Daryl is constantly asking me questions. Constantly moving plants around, making them healthier. Growing them in ways that aren’t necessarily bigger or taller or with more leaves or flowers, but the way that I like them. The way that integrates them into the space without overpowering the space. So they call attention to themselves where they should, and they frame and enhance chosen focal points in the house when they don’t. That’s great PR.

To recall some of the lessons from this story, this is what you should be looking for in a great PR firm:

Continuity: Never forget that you’re actually hiring people — not a firm. If those people change, so does the service you’re getting.

Proactivity: Find people who care enough to ask about your business, beyond their immediate purview. The ones who want to know what other people’s jobs are, and how they’ll fit into the organization, and how things are done, are often able to find synergies and derive elegant solutions where others can’t.

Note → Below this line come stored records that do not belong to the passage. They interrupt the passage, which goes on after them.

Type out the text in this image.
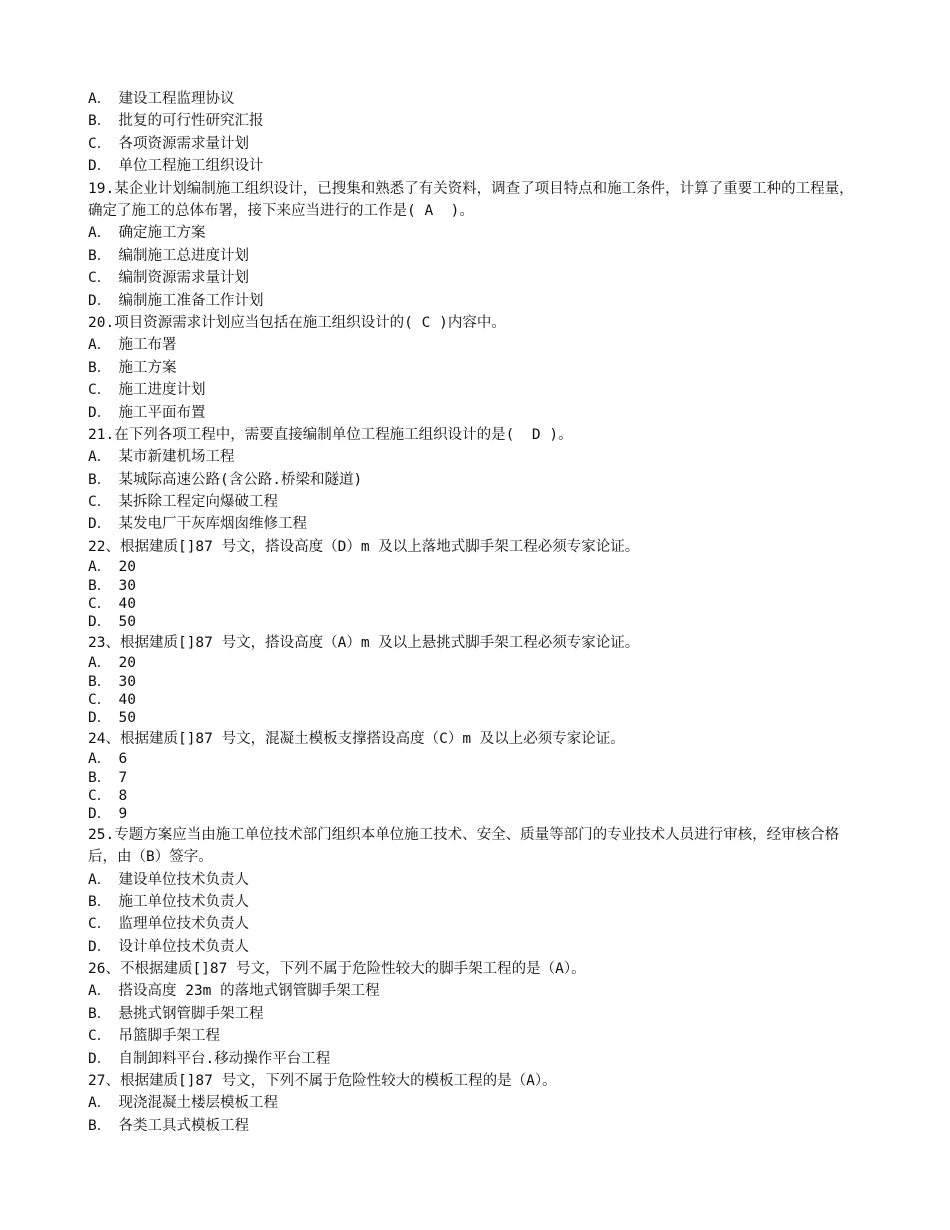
A．　建设工程监理协议
B．　批复的可行性研究汇报
C．　各项资源需求量计划
D．　单位工程施工组织设计
19.某企业计划编制施工组织设计，已搜集和熟悉了有关资料，调查了项目特点和施工条件，计算了重要工种的工程量，确定了施工的总体布署，接下来应当进行的工作是( A  )。
A．　确定施工方案
B．　编制施工总进度计划
C．　编制资源需求量计划
D．　编制施工准备工作计划
20.项目资源需求计划应当包括在施工组织设计的( C )内容中。
A．　施工布署
B．　施工方案
C．　施工进度计划
D．　施工平面布置
21.在下列各项工程中，需要直接编制单位工程施工组织设计的是(  D )。
A．　某市新建机场工程
B．　某城际高速公路(含公路.桥梁和隧道)
C．　某拆除工程定向爆破工程
D．　某发电厂干灰库烟囱维修工程
22、根据建质[]87 号文，搭设高度（D）m 及以上落地式脚手架工程必须专家论证。
A．　20
B．　30
C．　40
D．　50
23、根据建质[]87 号文，搭设高度（A）m 及以上悬挑式脚手架工程必须专家论证。
A．　20
B．　30
C．　40
D．　50
24、根据建质[]87 号文，混凝土模板支撑搭设高度（C）m 及以上必须专家论证。
A．　6
B．　7
C．　8
D．　9
25.专题方案应当由施工单位技术部门组织本单位施工技术、安全、质量等部门的专业技术人员进行审核，经审核合格后，由（B）签字。
A．　建设单位技术负责人
B．　施工单位技术负责人
C．　监理单位技术负责人
D．　设计单位技术负责人
26、不根据建质[]87 号文，下列不属于危险性较大的脚手架工程的是（A）。
A．　搭设高度 23m 的落地式钢管脚手架工程
B．　悬挑式钢管脚手架工程
C．　吊篮脚手架工程
D．　自制卸料平台.移动操作平台工程
27、根据建质[]87 号文，下列不属于危险性较大的模板工程的是（A）。
A．　现浇混凝土楼层模板工程
B．　各类工具式模板工程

Integration: Today’s best PR firms aren’t just doing PR. They’re doing content. They have a hand in marketing and analytics. They do research. They understand sales and engineering. And their idea of social media is not just putting your tweets into your LinkedIn and reposting them to Facebook. In order to work strategically, they have to have a full understanding of everything they touch.

Customization: It’s good to get case studies of similar businesses. But you want a program that’s made for you. The right firm will take the time to find out who you are before suggesting real strategies. And those strategies should change as they find out more about you.

Alignment: Great firms will tell it to you like it is. They’ll tell you early on. And they’ll tell you when you’re being unrealistic. You want skeptics. If you can win them over; they’ll be your greatest advocates.

Once you hire a great firm, your job is half over. The care and feeding of a personal team of brand advocates is an ongoing responsibility. Simply put: you get what you put in. But with the right people, you’ll have a champion that tells your story, to the right people, highlights your strengths, and influences investors, partners, customers, and employees to appreciate your vision long before it’s realized, making it easier for you to deliver it.

Go ahead, get yourself some fancy plants.